- Born: 9 March 1896 Chipping Barnet, Hertfordshire, England
- Died: Unknown
- Allegiance: United Kingdom
- Branch: British Army Royal Air Force
- Service years: 1914–1921
- Rank: Captain
- Unit: London Regiment Middlesex Regiment No. 20 Squadron RFC
- Conflicts: World War I • Western Front
- Awards: Military Cross

= Laurence Henry Scott =

British WWI flying ace (1896–??)

Captain Laurence Henry Scott (born 9 March 1896, date of death unknown) was a British World War I flying ace credited with six aerial victories.

==Military service==
Scott first served as a private in the 14th (County of London) Battalion, The London Regiment (London Scottish), Territorial Force, until commissioned as a second lieutenant in the 8th Battalion, The Duke of Cambridge's Own (Middlesex Regiment) on 26 February 1915. On 27 September 1916 he was seconded for duty with the Royal Flying Corps, and appointed a flying officer (observer).

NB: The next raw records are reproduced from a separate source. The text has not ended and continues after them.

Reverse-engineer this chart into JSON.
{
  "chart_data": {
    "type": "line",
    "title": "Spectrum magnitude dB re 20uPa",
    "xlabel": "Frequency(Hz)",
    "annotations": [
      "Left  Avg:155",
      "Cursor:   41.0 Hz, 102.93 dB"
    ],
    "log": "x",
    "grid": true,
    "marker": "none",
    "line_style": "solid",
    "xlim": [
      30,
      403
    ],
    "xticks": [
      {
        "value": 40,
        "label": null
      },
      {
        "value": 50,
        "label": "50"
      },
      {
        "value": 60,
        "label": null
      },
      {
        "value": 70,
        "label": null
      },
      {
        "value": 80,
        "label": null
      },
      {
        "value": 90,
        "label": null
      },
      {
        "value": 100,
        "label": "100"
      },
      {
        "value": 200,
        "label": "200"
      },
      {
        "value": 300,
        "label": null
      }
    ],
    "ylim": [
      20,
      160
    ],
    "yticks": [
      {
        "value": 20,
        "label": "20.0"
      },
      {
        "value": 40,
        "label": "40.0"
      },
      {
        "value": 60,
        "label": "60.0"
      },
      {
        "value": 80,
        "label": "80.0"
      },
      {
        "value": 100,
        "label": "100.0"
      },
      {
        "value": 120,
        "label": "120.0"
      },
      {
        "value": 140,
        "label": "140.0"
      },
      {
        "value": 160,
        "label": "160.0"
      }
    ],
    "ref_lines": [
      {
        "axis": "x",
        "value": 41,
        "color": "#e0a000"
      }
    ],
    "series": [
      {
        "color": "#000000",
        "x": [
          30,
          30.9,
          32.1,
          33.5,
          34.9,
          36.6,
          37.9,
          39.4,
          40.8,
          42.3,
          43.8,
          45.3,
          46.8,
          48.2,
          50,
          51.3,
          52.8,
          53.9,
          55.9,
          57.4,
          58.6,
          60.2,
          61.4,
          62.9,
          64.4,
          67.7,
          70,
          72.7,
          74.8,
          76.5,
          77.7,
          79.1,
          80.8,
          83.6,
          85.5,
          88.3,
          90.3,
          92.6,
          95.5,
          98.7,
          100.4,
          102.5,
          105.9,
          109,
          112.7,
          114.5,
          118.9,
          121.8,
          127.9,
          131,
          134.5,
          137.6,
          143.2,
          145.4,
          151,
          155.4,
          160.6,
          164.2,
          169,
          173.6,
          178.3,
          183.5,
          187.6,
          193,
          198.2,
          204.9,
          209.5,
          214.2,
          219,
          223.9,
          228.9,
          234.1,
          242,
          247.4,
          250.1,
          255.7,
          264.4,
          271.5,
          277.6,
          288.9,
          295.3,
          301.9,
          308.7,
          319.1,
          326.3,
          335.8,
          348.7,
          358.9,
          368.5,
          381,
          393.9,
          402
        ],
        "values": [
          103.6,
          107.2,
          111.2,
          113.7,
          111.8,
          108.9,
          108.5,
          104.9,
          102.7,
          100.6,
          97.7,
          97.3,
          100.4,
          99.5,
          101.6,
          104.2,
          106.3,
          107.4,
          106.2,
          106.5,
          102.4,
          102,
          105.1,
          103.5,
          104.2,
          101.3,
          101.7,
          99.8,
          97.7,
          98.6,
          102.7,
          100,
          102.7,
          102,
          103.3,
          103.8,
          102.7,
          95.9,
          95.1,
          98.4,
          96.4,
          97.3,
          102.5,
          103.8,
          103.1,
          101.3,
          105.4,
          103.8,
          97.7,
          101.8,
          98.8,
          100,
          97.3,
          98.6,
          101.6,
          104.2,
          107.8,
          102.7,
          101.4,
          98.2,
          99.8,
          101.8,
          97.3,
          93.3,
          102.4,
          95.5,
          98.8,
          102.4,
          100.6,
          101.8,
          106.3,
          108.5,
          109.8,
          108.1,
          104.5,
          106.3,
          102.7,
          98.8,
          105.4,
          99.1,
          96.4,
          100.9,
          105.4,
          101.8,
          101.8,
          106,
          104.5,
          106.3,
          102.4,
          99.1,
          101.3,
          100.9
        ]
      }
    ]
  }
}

He was posted to No. 20 Squadron RFC to fly with Captain George Reid, as observer/gunner in a F.E.2b fighter/reconnaissance aircraft. Between 29 July and 21 October 1916 Scott and Reid accounted for four enemy aircraft destroyed (one shared) and two driven down out of control.

Scott was promoted to lieutenant on 1 November 1916, and his award of the Military Cross was gazetted soon after on 24 November. His citation read:
2nd Lt. Laurence Henry Scott, Middlesex Regiment.
"For conspicuous gallantry in action. He and his pilot pursued a hostile aeroplane for some six miles into the enemy's territory and there shot it down. He has on many previous occasions done very fine work."

On 13 July 1917 Scott was appointed an assistant instructor in gunnery (graded as an equipment officer, 2nd class). and on 1 January 1918 was appointed an instructor in gunnery (equipment officer, 1st class) with the acting rank of captain.

He was transferred to the RAF's unemployed list on 20 April 1919, returning to serve in the 8th Battalion, Middlesex Regiment, until finally relinquishing his commission on completion of service on 1 September 1921.